How we run a private network across 4 countries without a sysadmin
Our team is 9 people in 4 countries: Uzbekistan, Germany, Georgia, and the UK. We have no full-time sysadmin. I do most of the infrastructure work alongside writing code, and I want our setup to require as little of my attention as possible.
This is what we currently run, in detail, with the tradeoffs I have made and would make again.
The shape of the network
Three Hetzner boxes, one each in: - Falkenstein, Germany (FSN1) — primary application server - Helsinki, Finland (HEL1) — staging environment - Hillsboro, Oregon (HIL1) — for the two team members in the UK and one in Tashkent who get better latency to US East than to FSN1, weirdly
Each box runs the NexGuard VPN server. Each box is also a peer of the other two — they know about each other and route traffic between them when needed.
Each team member has the NexGuard client on their laptop. Their device is a peer of one or more of the servers, depending on what they need access to.
The routing
VPN subnet 100.128.1.0/16. Each server gets a /28: - FSN1: 100.128.1.0/28 - HEL1: 100.128.2.0/28 - HIL1: 100.128.3.0/28
Within each /28, the server is .1 and clients get .2 through .14. With 9 people and a few automated build agents, we have never come close to hitting the limit.
The mesh is configured so that traffic from FSN1's subnet to HEL1's subnet routes through the inter-server tunnel. We do not have to think about this — NexGuard handles route advertisement.
What this gives us
Any team member can SSH to any internal service on any server by hitting its 100.128.x.y address. We have /etc/hosts entries on each laptop that map service names to those IPs (this is the workaround for not having MagicDNS yet — it is not great, I will admit).
Cross-server services (e.g., the build agent in HIL1 needs to push artifacts to a registry in FSN1) work without exposing anything publicly.
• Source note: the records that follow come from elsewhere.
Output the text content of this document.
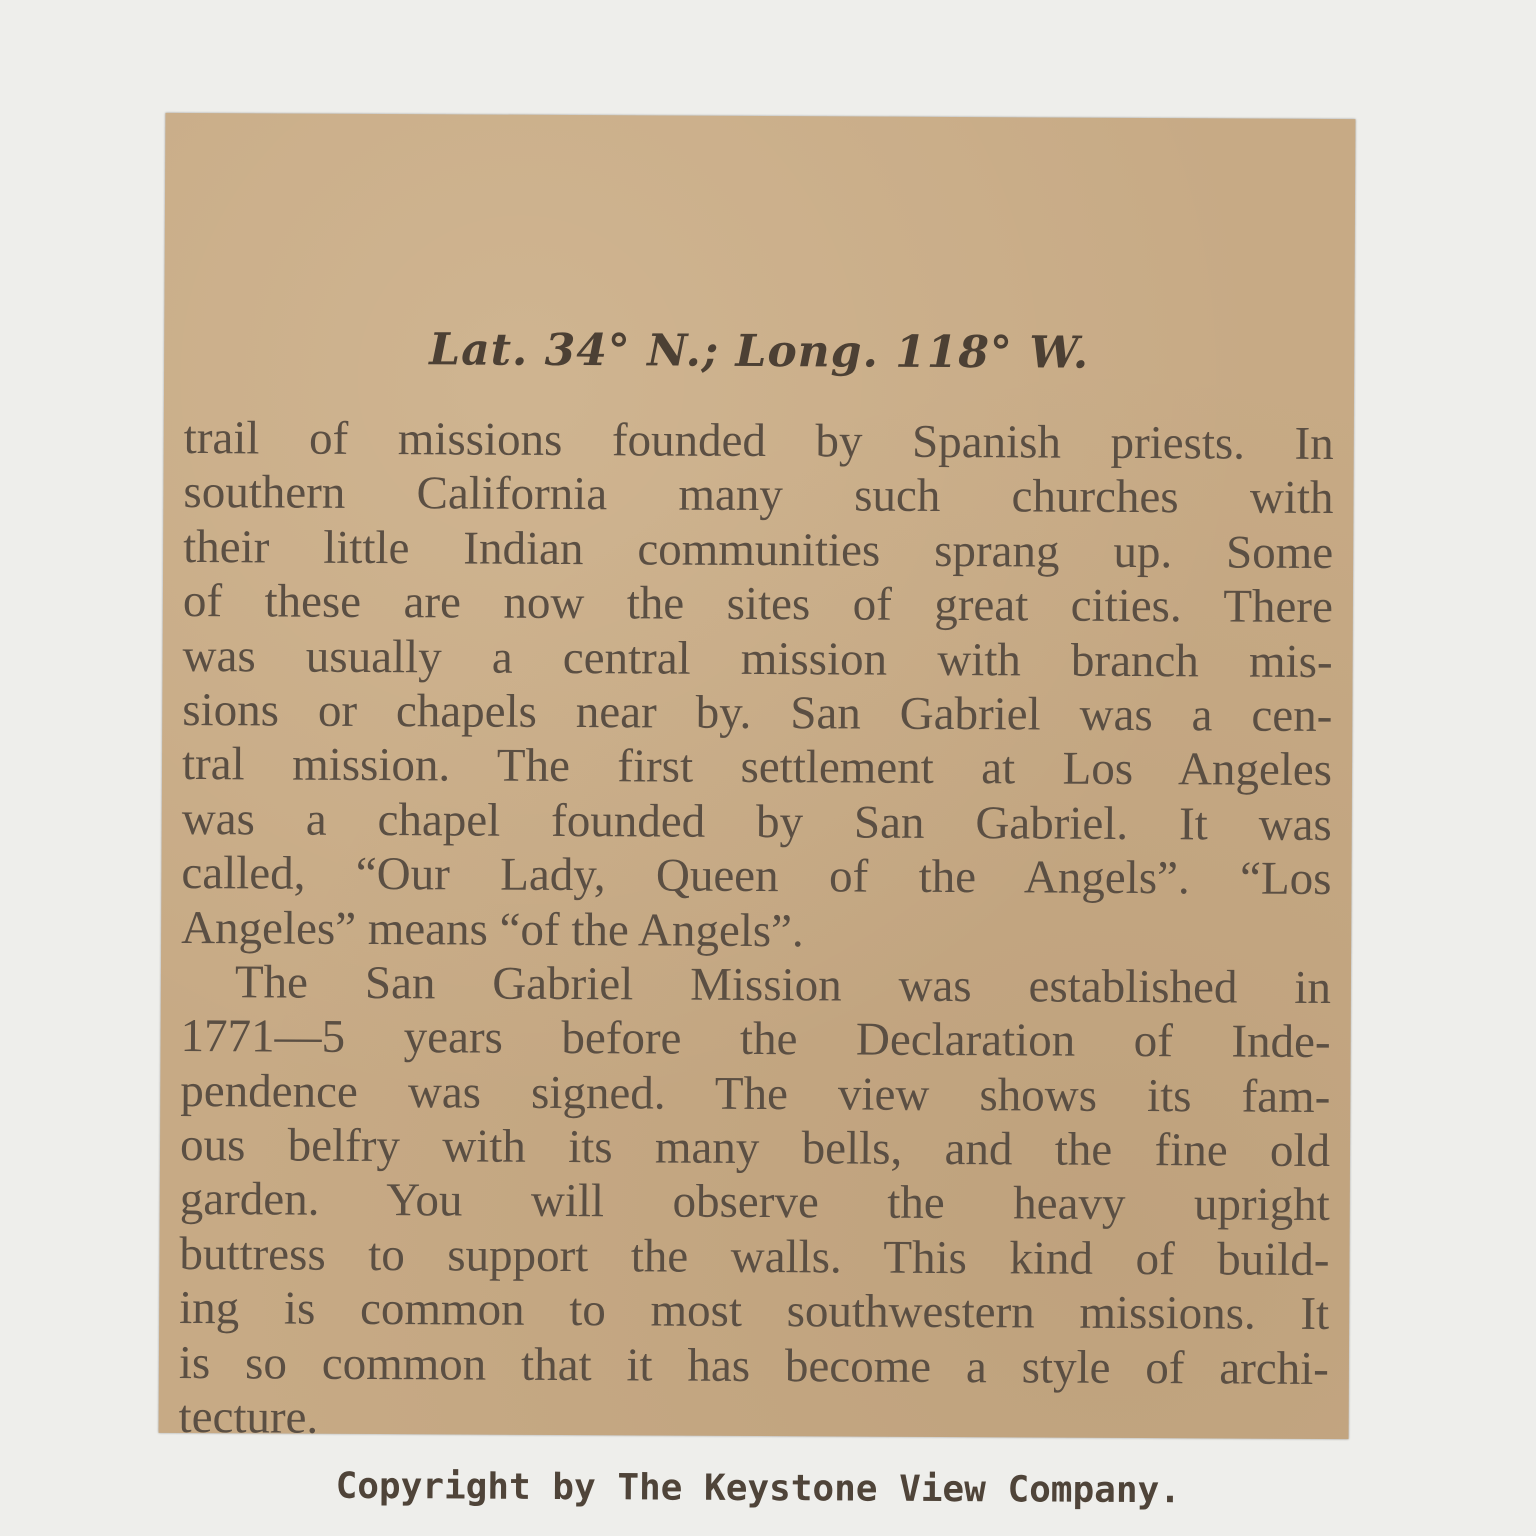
Lat. 34° N.; Long. 118° W.
trail of missions founded by Spanish priests. In
southern California many such churches with
their little Indian communities sprang up. Some
of these are now the sites of great cities. There
was usually a central mission with branch mis-
sions or chapels near by. San Gabriel was a cen-
tral mission. The first settlement at Los Angeles
was a chapel founded by San Gabriel. It was
called, “Our Lady, Queen of the Angels”. “Los
Angeles” means “of the Angels”.
The San Gabriel Mission was established in
1771—5 years before the Declaration of Inde-
pendence was signed. The view shows its fam-
ous belfry with its many bells, and the fine old
garden. You will observe the heavy upright
buttress to support the walls. This kind of build-
ing is common to most southwestern missions. It
is so common that it has become a style of archi-
tecture.

Copyright by The Keystone View Company.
Devices roam. My laptop can switch from office WiFi in Tashkent to a hotel WiFi in Berlin without me thinking about it. WireGuard handles the endpoint change. NexGuard's tunnel-mode fallback handles the cases where some hotel firewalls block UDP.
What I had to learn
DNS in a private network is a real problem. We are using /etc/hosts as a stopgap and it is annoying. I have considered running CoreDNS on each server but have not gotten around to it. This is genuinely the weakest part of our setup.
ICMP across the mesh works but you have to think about MTU. We had a strange bug where pings worked but TCP connections to certain ports stalled. Took me three hours to figure out it was MTU mismatch on one of the inter-server links. Now we set MTU explicitly to 1380 on every WireGuard interface.
If you want zero-trust, ACLs are not optional. By default, anyone on the VPN can reach anyone else. We have peer-level firewall rules so contractors can only reach the staging server, not production.
Backups need to be tested. Our VPN servers are stateless (no DB), so restoring one is just re-running the install script with the same config. But I have done this exactly once, in a controlled test, and I should do it again.
What I would do differently
I would set up DNS from day one. Doing it later means migrating dozens of references in our codebase from IPs to hostnames, and that has been on my todo list for six months.
I would put a status page somewhere that monitors each VPN server's reachability and the cross-server mesh. Right now I find out a server is down when someone Slacks me. This is dumb.
I would document the network architecture in a single place. The above is the first time I have written it down.
The unsexy truth
This setup has been running with effectively zero maintenance for eight months. I touched the configuration twice: once to add the HIL1 server, once to onboard a new contractor. Both took less than ten minutes.
That is the whole pitch. I do not want to think about VPN. I want it to work. With NexGuard, it works. With raw WireGuard, I would be writing this post about the time I spent debugging instead.